Иона двинулся вверх по лестнице и крикнул Эстебану, что вода не идет.
– Давид, дай мне вон ту отвертку. А можешь вот тут подержать? Крепче только держи, чтобы не сорвалось.
Давид посмотрел снизу, что надо держать. Ложиться на грязный пол таверны не хотелось.
– Разумеется.
И следующие полтора часа он провел, лежа на спине, подтягивая гайки, стягивая трубы, отвинчивая детали. Никто не считал, сколько раз Эстебан, зычно крича у Давида над ухом, просил Иону проверить, идет ли горячая вода. Она не шла. Наконец после того, как привинтили какую-то деталь, Иона закричал сверху, что все работает как надо. Они вышли из подвала вдвоем. У Эстебана все лицо было в грязи – только зубы сверкали в улыбке.
– Я знал, что справлюсь, – удовлетворенно сказал он Давиду.
В таверне Иона налил им по большой кружке ледяного пива. Выпили залпом.
– Вот почему, чем работа грязнее, тем пиво потом вкуснее? – радостно хохотал Иона.
Давид согласился с трактирщиком. Он выпил много пива в своей жизни, медленно и залпом, в разных местах и разного – пил в Ирландии «Гиннесс Стаут», пил в Праге пльзеньское, и американское «Роллинг-Рок», и австралийское «Фостер», и бельгийское светлое «Шимэ»…
– Ну что, Давид, сыграем? Или торопишься?
И мексиканское «Негра модело», и перуанское «Кускеньо», и немецкое «Клаусталер», и канадское «Фен де Монд», и японское «Асахи». Никакое пиво, которое он пил в разных странах, не могло сравниться с этой кружкой. Вот это вкус!
– Что?
Эстебан показал ему на стол, где уже были приготовлены шахматы в деревянной коробке.
– Я играю не очень…
– Но играешь?
– В детстве с братом да в университете несколько раз, когда не было карт.
– Вполне достаточно нам с тобой. Садись. Черные или белые?
Инстинкт завоевателя подтолкнул Давида выбрать белые. Эстебан расставил фигуры.
– Только, Эстебан, я предупредил – игрок я неинтересный.
– Да не волнуйся ты, Давид. Мы же играем просто для удовольствия.
Он пожал плечами и передвинул пешку. Партия началась. Эстебан «съел» у Давида слона.
– Я не знал, что ты умеешь чинить теплотехнику, – заметил Давид.
– До сегодняшнего дня я тоже этого не знал.
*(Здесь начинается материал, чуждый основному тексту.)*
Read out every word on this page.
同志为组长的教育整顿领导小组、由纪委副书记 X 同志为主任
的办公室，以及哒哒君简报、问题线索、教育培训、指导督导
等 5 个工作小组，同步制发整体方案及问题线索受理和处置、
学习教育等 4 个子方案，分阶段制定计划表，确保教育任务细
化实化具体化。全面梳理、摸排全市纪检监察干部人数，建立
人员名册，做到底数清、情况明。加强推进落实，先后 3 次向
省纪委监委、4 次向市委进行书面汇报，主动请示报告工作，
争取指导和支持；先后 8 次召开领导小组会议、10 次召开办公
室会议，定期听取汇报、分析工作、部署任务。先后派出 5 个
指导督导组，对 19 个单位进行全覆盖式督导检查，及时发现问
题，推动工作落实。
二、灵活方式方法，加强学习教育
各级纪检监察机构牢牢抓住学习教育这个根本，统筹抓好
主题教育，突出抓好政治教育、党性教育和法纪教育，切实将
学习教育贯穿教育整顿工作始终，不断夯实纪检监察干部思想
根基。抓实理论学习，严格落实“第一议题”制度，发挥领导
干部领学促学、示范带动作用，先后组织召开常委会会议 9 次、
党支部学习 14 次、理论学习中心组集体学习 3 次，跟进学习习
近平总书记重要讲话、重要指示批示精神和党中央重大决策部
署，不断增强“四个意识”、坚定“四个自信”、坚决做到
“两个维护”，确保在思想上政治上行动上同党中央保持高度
Пешкой защитил слона. Хорошая защита.
– А сегодня как же?
– Сегодня я чинил генератор первый раз в жизни.
Пешка черного короля угрожала его пешке.
– Как же тебе удалось – наугад?
– Если что-нибудь ломается, я внимательно смотрю и пытаюсь сообразить, что не так.
Слон черных атаковал его коня. Давид пытался укрепиться в центре поля.
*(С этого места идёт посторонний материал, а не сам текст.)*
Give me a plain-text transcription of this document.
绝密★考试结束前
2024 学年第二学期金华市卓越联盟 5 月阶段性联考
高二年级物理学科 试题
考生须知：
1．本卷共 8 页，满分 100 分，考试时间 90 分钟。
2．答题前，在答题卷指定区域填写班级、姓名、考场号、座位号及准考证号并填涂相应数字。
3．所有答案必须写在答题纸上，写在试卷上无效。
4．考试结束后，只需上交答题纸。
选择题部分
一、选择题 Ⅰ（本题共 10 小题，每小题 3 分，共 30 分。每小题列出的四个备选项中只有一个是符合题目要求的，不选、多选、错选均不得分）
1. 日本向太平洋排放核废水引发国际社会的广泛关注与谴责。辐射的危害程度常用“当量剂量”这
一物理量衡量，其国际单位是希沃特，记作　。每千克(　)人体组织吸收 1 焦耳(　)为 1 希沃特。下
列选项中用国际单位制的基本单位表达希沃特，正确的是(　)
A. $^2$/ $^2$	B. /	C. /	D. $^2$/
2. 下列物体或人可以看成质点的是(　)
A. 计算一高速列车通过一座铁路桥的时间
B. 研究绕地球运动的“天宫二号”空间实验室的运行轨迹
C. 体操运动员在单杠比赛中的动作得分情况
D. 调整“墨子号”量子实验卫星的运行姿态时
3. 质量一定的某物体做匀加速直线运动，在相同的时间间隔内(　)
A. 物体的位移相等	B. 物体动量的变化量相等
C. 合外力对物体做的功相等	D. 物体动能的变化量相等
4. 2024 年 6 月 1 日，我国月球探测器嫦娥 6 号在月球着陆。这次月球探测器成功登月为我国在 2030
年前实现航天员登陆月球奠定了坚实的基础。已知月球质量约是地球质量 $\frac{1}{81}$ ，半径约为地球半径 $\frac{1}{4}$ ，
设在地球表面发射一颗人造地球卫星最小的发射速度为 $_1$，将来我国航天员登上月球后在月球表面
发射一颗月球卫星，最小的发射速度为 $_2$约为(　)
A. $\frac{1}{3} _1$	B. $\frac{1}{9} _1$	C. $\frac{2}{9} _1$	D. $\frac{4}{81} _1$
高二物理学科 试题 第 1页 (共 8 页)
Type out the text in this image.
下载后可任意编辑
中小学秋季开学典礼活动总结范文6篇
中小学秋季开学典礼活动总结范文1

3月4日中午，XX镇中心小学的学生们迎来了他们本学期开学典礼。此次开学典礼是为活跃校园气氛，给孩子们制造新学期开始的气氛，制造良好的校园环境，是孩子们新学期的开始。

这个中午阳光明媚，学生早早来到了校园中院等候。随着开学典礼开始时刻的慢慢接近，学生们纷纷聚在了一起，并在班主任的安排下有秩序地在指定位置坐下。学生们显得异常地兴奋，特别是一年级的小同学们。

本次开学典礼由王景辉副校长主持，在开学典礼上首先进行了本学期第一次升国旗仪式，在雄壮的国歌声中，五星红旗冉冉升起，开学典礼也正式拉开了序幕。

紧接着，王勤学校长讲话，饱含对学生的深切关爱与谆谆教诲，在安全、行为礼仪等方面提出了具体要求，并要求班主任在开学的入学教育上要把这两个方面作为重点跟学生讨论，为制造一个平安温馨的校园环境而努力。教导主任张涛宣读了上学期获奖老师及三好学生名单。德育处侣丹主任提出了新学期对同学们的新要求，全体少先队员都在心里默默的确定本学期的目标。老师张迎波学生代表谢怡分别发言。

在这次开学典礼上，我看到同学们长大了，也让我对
– И что, получается? Прямо вот так и видишь, что сломалось?
– Не всегда, конечно. Если не получается сразу, я замеряю напряжение на всех участках цепи. Если до какого-то участка ток есть, а после – нет, нужно заменить деталь.
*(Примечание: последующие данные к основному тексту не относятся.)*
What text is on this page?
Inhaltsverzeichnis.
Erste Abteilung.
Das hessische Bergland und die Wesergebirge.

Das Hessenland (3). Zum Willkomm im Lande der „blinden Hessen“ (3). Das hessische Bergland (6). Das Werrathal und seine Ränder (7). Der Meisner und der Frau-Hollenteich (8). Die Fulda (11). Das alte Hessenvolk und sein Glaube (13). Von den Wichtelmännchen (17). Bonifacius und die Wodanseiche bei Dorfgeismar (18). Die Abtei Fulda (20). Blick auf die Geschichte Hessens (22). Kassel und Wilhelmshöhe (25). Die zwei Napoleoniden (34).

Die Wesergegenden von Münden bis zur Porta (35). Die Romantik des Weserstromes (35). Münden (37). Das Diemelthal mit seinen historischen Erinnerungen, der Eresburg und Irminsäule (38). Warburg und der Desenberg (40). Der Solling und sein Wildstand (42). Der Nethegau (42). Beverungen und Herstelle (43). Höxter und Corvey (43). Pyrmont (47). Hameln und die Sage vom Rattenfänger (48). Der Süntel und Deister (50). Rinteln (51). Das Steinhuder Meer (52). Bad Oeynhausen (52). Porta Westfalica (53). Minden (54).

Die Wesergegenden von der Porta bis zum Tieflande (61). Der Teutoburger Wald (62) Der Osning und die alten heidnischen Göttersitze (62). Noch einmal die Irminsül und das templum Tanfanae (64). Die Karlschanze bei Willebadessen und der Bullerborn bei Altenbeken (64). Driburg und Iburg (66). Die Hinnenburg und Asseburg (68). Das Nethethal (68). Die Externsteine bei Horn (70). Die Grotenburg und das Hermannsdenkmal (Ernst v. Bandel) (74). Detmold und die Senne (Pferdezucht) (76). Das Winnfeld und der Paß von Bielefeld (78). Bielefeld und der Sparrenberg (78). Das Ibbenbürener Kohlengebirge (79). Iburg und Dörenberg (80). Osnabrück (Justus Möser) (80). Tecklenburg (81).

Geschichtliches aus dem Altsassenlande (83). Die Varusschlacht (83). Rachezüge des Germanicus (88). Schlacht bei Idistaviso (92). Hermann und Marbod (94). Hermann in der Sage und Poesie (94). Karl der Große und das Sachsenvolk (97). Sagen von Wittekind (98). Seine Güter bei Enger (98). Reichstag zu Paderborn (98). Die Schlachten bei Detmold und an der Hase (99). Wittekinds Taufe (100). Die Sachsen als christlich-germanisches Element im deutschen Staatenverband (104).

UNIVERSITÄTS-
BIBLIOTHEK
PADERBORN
Ферзь Эстебана издалека, по диагонали, был нацелен на его короля. Шах. Шах его королю.
– Шах.
– И что тогда ты делаешь?
– Иду в магазин, показываю им испорченную деталь и говорю: продайте-ка мне такую. Потом я ее ставлю и проверяю, заработает или нет.
– И все?
Давид выдвинул пешку вперед, угрожая черному ферзю. Эстебан «съел» ее. Давид «съел» его пешку, черный ферзь «съел» ту, которой он «съел» предыдущую. Его защита пала – черные смогли «съесть» больше фигур, чем белые. Жаль, что он стал так безрассудно угрожать черному ферзю.
– Если работает – прекрасно. Если не работает – продолжаю проверять.
Пришла пора тяжелой артиллерии. Давид прикрыл ферзем своего короля, потому что черная пешка угрожала теперь самому королю. Еще шах.
– Просто не верится, что это так просто, как ты говоришь, Эстебан. Ты окончил какие-нибудь курсы по ремонту электрооборудования?
– Нет, я пользуюсь здравым смыслом. Как правило, его достаточно. Ну, если авария серьезная, например взорвалась катодная трубка в телевизоре, тогда несу в мастерскую. Но восемь из десяти случаев этого не требуют.
Он поставил ферзя перед своим конем, защищая того от черного ферзя.
– А я всегда доверяю работу профессионалам. Если я не знаю, то и не лезу, – немного обиженно заявил Давид.
Эстебан задумчиво снял с доски его пешку, сделав ход конем. Давид усмехнулся и «съел» его коня ферзем. Эстебан, может, и наступает, но он слишком далеко выдвинул ферзя. Радость Давида была недолгой – Эстебан «съел» пешку, защищавшую его ферзя. Еще шах.
– Шах.
Давид перенес слона на черную диагональ. Если Эстебан вздумает «съесть» и его, то он потеряет ферзя. Эстебан же пошел ферзем, и Давид потерял ладью. Да, когда ферзю есть где разгуляться, он очень опасен! Ситуация выходила из-под контроля. Давид с отчаянием понимал, что сопротивление Эстебана – не только шахматная победа, но и отказ писателя раскрывать издательству свое инкогнито. Секрет личности. Давид был уверен, что, выиграв, он заслужил бы его уважение, и было просто необходимо доказать, что в этой игре он, Давид, не какая-то пешка. Издательство выслало на переговоры не рядового служащего, а будущего директора, ловкого и преуспевающего слона.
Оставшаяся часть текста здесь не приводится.